Contrast the terror and division of the moment with another vision of society. Many years ago, the musiciologist and folklorist Alan Lomax coined the term “cultural equity” to describe the kind of vibrant multiculturalism that societies need to maintain their vitality, progress and sustainability.
At this moment, questions of cultural equity—of representation, access, and power—have come back to center stage. Ava Duvernay’s Selma was snubbed for “Best Picture” Oscar. The Brooklyn-based collective that calls itself “How Do You Say Yam In African?” withdrew from the 2014 Whitney Biennial to protest the inclusion of a piece by Joe Scanlan in which he, a white male professor, hired black female actors to play the part of an artist named Donelle Woolford. The white male poet Michael Derrick Hudson was caught submitting poems under the name Yi-Fen Chou. Representation seems to have been eclipsed by appropriation, equity by absurdity.
In the arts, we have enjoyed thinking of ourselves as above all of that. We deal with the transcendent stuff of human greatness, not petty little identity aesthetics/identity politics.
And yet much of the most galvanizing recent art has been closely related to movements for justice. We might point to Damon Davis’s street art intervention “All Hands On Deck” or Emma Sulkowicz’s performance protest “Mattress Performance (Carry That Weight)” or Kamasi Washington’s album The Epic.

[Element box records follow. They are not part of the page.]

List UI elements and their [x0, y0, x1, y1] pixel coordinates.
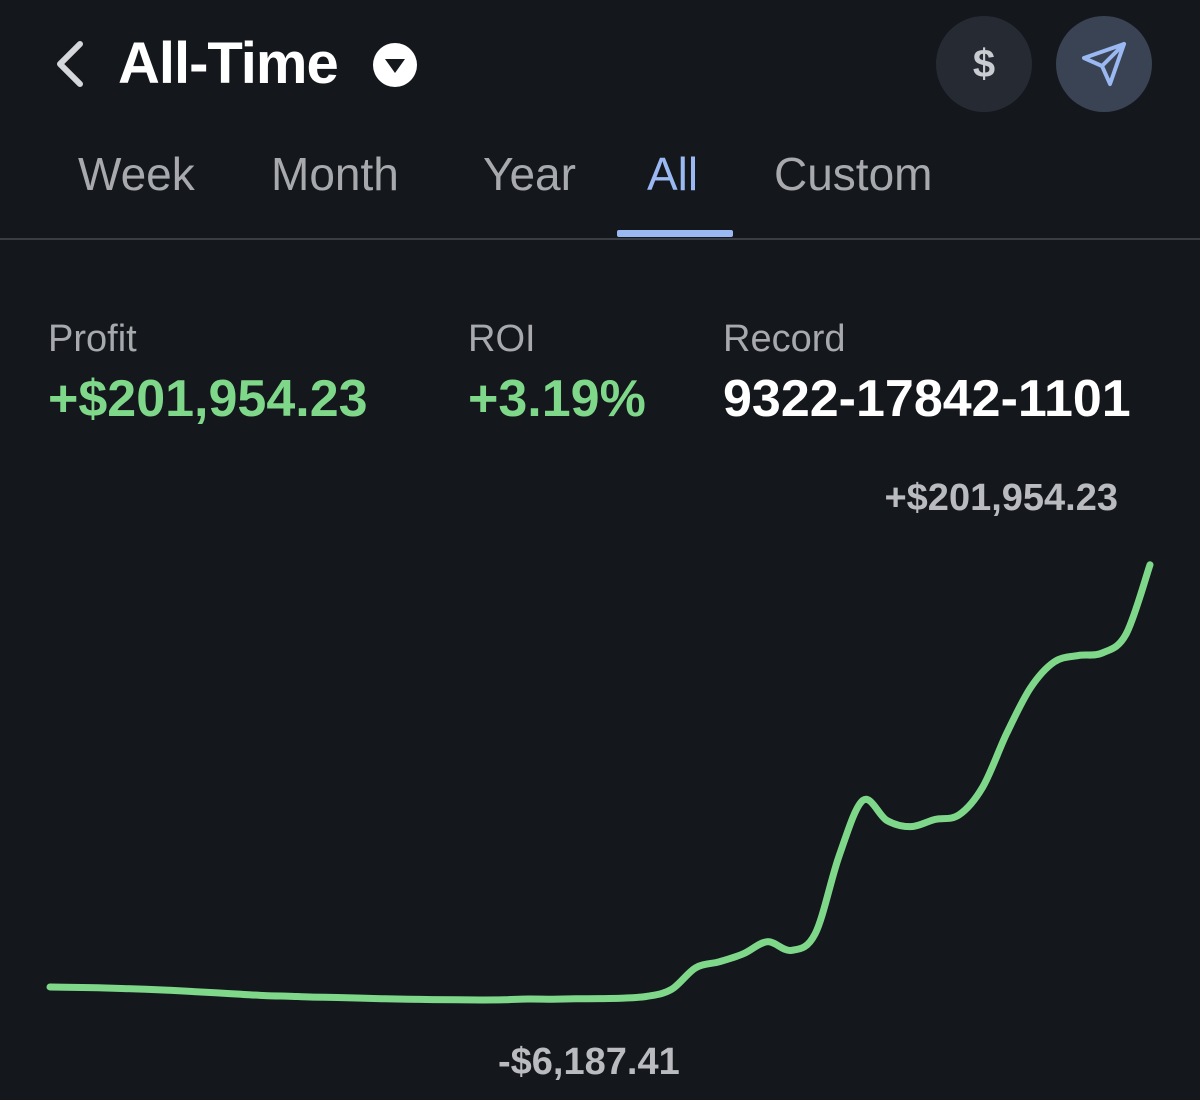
- share-button[interactable]: [1056, 16, 1152, 112]
- caret-down-circle-icon: [373, 43, 417, 87]
- tab-all[interactable]: All: [647, 146, 698, 202]
- period-dropdown-button[interactable]: [372, 42, 418, 88]
- profit-value: +$201,954.23: [48, 370, 368, 428]
- chevron-left-icon: [57, 41, 83, 87]
- profit-series-line: [46, 561, 1154, 1004]
- record-label: Record: [723, 318, 846, 360]
- currency-button[interactable]: $: [936, 16, 1032, 112]
- roi-value: +3.19%: [468, 370, 646, 428]
- currency-button-label: $: [972, 41, 996, 86]
- page-title: All-Time: [118, 31, 339, 96]
- back-button[interactable]: [50, 36, 94, 92]
- record-value: 9322-17842-1101: [723, 370, 1131, 428]
- profit-chart-svg: [46, 561, 1154, 1004]
- roi-label: ROI: [468, 318, 536, 360]
- chart-max-label: +$201,954.23: [884, 477, 1118, 519]
- chart-min-label: -$6,187.41: [498, 1041, 680, 1083]
- tab-year[interactable]: Year: [483, 146, 576, 202]
- profit-chart[interactable]: +$201,954.23 -$6,187.41: [0, 460, 1200, 1100]
- tab-month[interactable]: Month: [271, 146, 399, 202]
- header: All-Time $: [0, 0, 1200, 130]
- profit-label: Profit: [48, 318, 137, 360]
- period-tabs: Week Month Year All Custom: [0, 130, 1200, 240]
- tab-custom[interactable]: Custom: [774, 146, 932, 202]
- active-tab-indicator: [617, 230, 733, 237]
- send-arrow-icon: [1082, 42, 1126, 86]
- tab-week[interactable]: Week: [78, 146, 195, 202]
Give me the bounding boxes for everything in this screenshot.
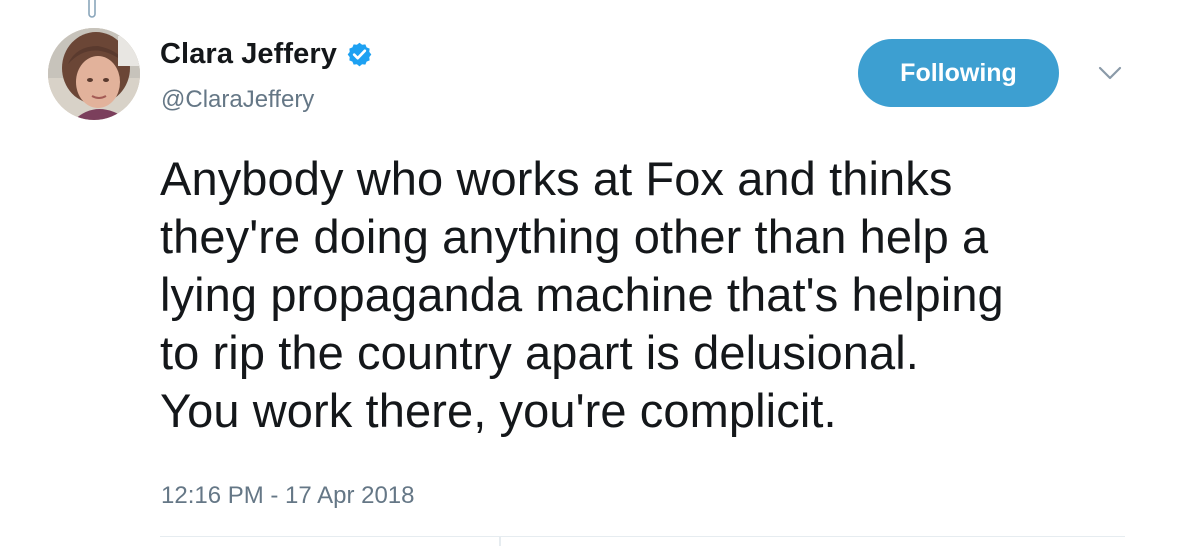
tweet-card: Clara Jeffery @ClaraJeffery Following An… [0,0,1200,546]
divider [160,536,1125,537]
avatar[interactable] [48,28,140,120]
tweet-text: Anybody who works at Fox and thinks they… [160,152,1004,437]
clip-icon [88,0,96,18]
author-name-row: Clara Jeffery [160,34,373,74]
divider-tick [499,536,501,546]
display-name[interactable]: Clara Jeffery [160,38,337,71]
following-button[interactable]: Following [858,39,1059,107]
avatar-photo [48,28,140,120]
chevron-down-icon[interactable] [1097,64,1123,82]
verified-badge-icon [347,42,372,66]
author-handle[interactable]: @ClaraJeffery [161,86,314,114]
tweet-timestamp[interactable]: 12:16 PM - 17 Apr 2018 [161,482,415,510]
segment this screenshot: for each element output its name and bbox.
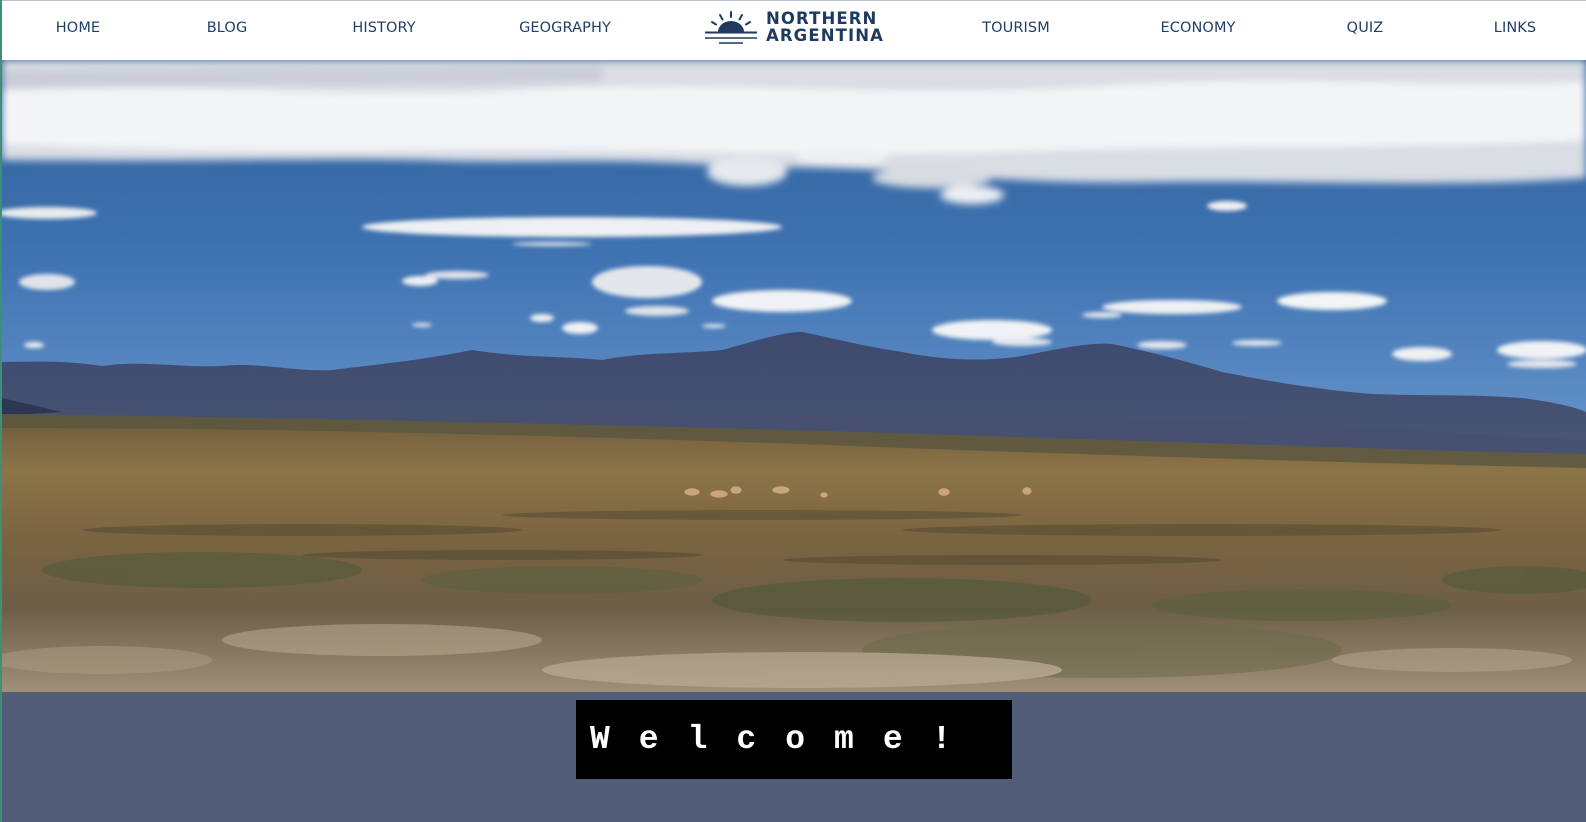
logo-line-2: ARGENTINA	[766, 25, 884, 45]
nav-history-link[interactable]: HISTORY	[352, 20, 415, 36]
welcome-banner: Welcome!	[576, 700, 1012, 779]
welcome-heading: Welcome!	[590, 721, 981, 758]
landscape-photo	[2, 60, 1586, 692]
left-edge-accent	[0, 0, 2, 822]
nav-links-link[interactable]: LINKS	[1494, 20, 1536, 36]
nav-blog-link[interactable]: BLOG	[207, 20, 248, 36]
nav-geography-link[interactable]: GEOGRAPHY	[519, 20, 611, 36]
nav-home-link[interactable]: HOME	[56, 20, 100, 36]
rising-sun-icon	[705, 11, 757, 44]
nav-economy-link[interactable]: ECONOMY	[1160, 20, 1235, 36]
nav-quiz-link[interactable]: QUIZ	[1347, 20, 1384, 36]
logo-wordmark: NORTHERN ARGENTINA	[766, 10, 884, 45]
top-navigation: HOME BLOG HISTORY GEOGRAPHY NORTHERN ARG…	[0, 0, 1586, 60]
site-logo[interactable]: NORTHERN ARGENTINA	[703, 9, 893, 49]
hero-landscape-image	[2, 60, 1586, 692]
nav-tourism-link[interactable]: TOURISM	[982, 20, 1050, 36]
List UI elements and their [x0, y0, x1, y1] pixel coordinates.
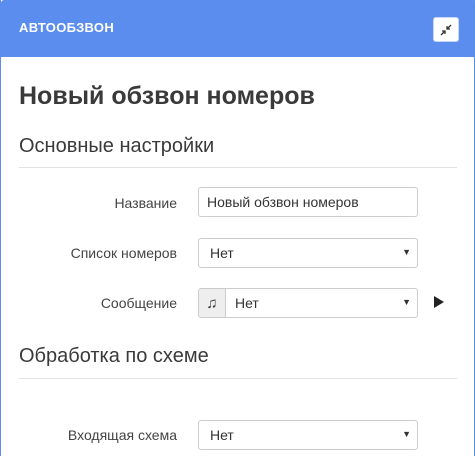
caret-down-icon: ▼ [402, 297, 411, 307]
name-label: Название [114, 195, 177, 211]
collapse-button[interactable] [433, 17, 459, 42]
section-title-basic: Основные настройки [19, 135, 215, 157]
message-input-group: ♫ Нет ▼ [198, 288, 418, 318]
message-value: Нет [235, 295, 259, 311]
divider [19, 378, 457, 379]
incoming-scheme-select[interactable]: Нет ▼ [198, 420, 418, 450]
caret-down-icon: ▼ [402, 247, 411, 257]
play-icon [434, 296, 444, 308]
name-input[interactable] [198, 187, 418, 217]
panel-header: АВТООБЗВОН [1, 0, 475, 57]
play-button[interactable] [433, 295, 445, 309]
incoming-scheme-value: Нет [210, 427, 234, 443]
autodial-panel: АВТООБЗВОН Новый обзвон номеров Основные… [0, 0, 475, 456]
divider [19, 167, 457, 168]
section-title-scheme: Обработка по схеме [19, 345, 209, 367]
incoming-scheme-label: Входящая схема [67, 427, 177, 443]
music-note-icon: ♫ [198, 288, 226, 318]
page-title: Новый обзвон номеров [19, 82, 315, 110]
collapse-arrows-icon [440, 24, 452, 35]
caret-down-icon: ▼ [402, 429, 411, 439]
message-label: Сообщение [100, 295, 177, 311]
message-select[interactable]: Нет ▼ [225, 288, 418, 318]
number-list-label: Список номеров [70, 245, 177, 261]
number-list-value: Нет [210, 245, 234, 261]
number-list-select[interactable]: Нет ▼ [198, 238, 418, 268]
panel-header-title: АВТООБЗВОН [19, 20, 115, 35]
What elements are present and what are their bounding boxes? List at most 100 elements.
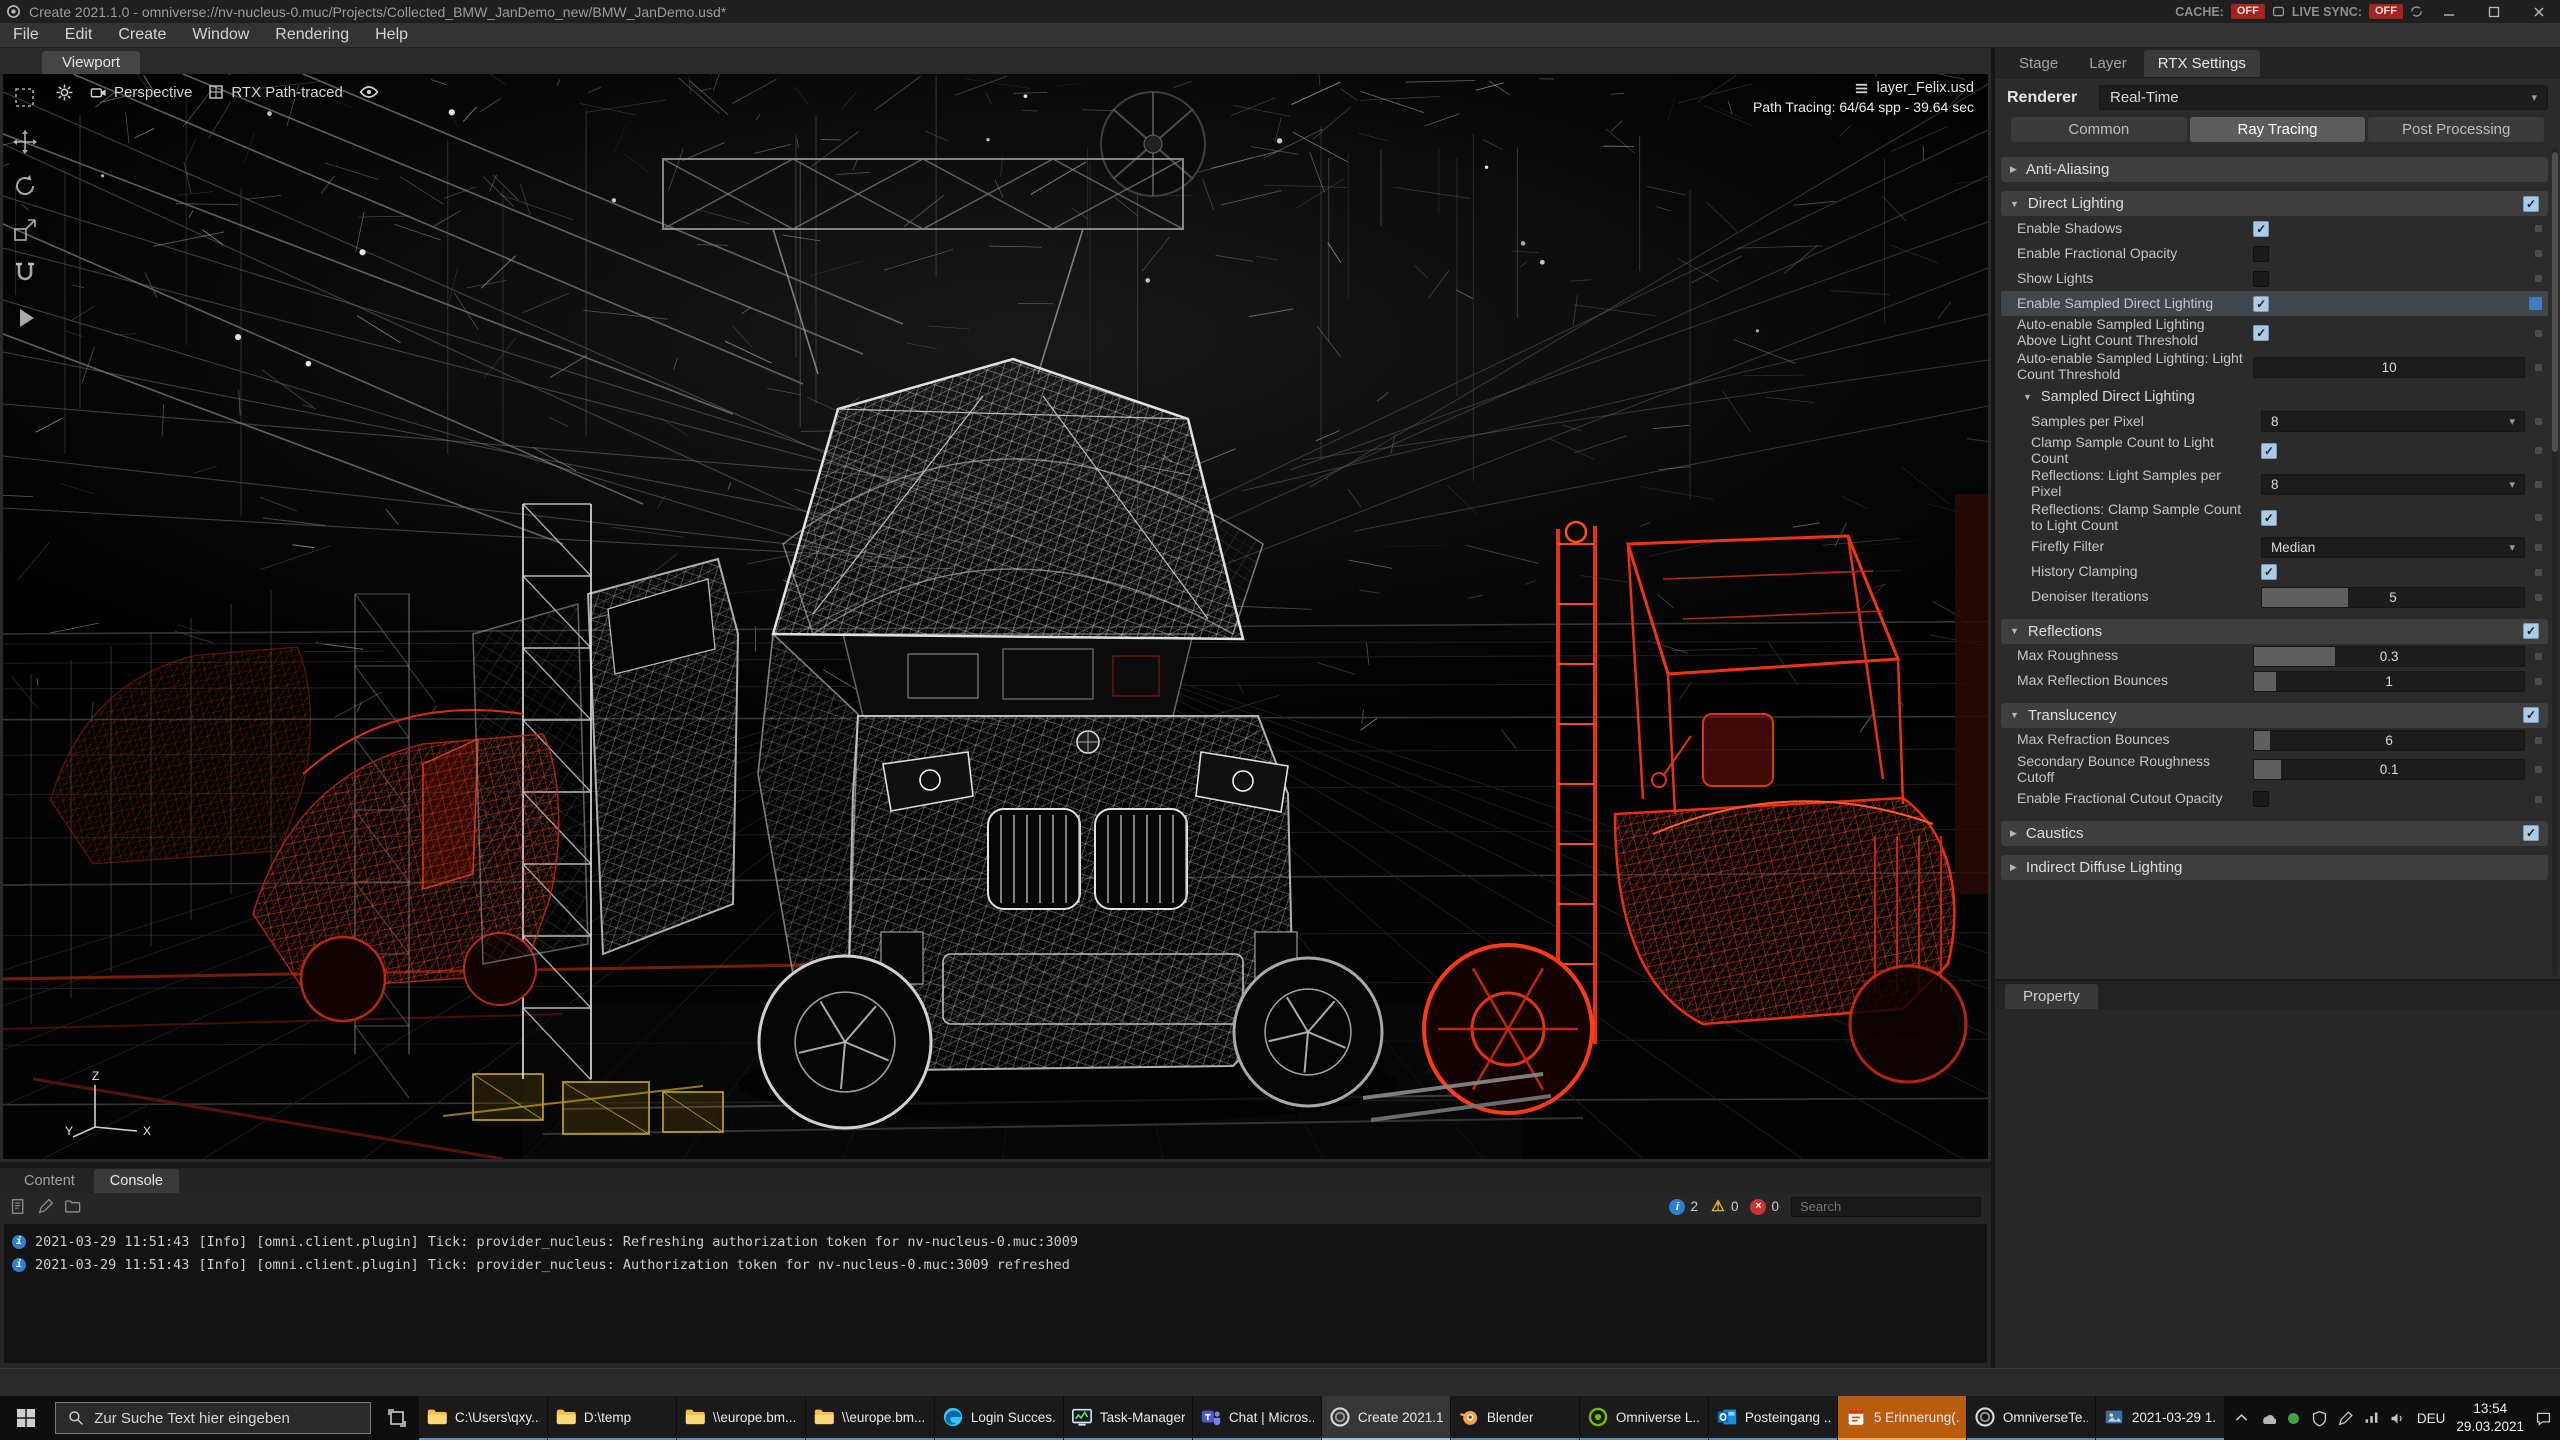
network-icon[interactable] bbox=[2363, 1410, 2380, 1427]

All of this is happening even as many arts leaders describe a crisis. From the campuses to the concert halls, we are living in a time in which the arts and humanities have literally been devalued. The NEA tells us that only one in three Americans have attended an arts performance or visited an art museum or gallery in the past year, a 40-year low.
Yet we also know that the lion’s share of the $2.3 billion in foundation arts funding goes to arts organizations with budgets of more than $5 million—the richest 2 percent of all arts organizations. And most major arts institutions have done a poor job of meeting the colorized American present and future. Nationally, whites still constitute 75 percent of attendees for the performing arts.
Of every dollar in arts funding, only a dime goes toward arts organizations that support “underserved communities”—that is to say, low-income populations, communities of color, and other disadvantaged groups. And a recent survey found that, in the LA Unified School District, eight in ten elementary schools did not meet minimum state requirements for providing arts education—this at a time when the notion of creativity has never been more celebrated by the titans of industry.
At Tom Finkelpearl’s direction, the New York City Cultural Affairs Commission is undertaking a vast accounting of the city’s arts institutions, asking them to report on the diversity of their audiences they serve on up to the boards that run them. Spike Lee reminded us this past weekend that the culture industry has no one of color to green-light projects like Selma. It is still unprepared to deal with a society that has changed demographically and culturally.
What kinds of visions of freedom and justice can move us toward the end the culture wars and a fairer and more vitalized democracy? What would equitable arts and culture in the United States look like?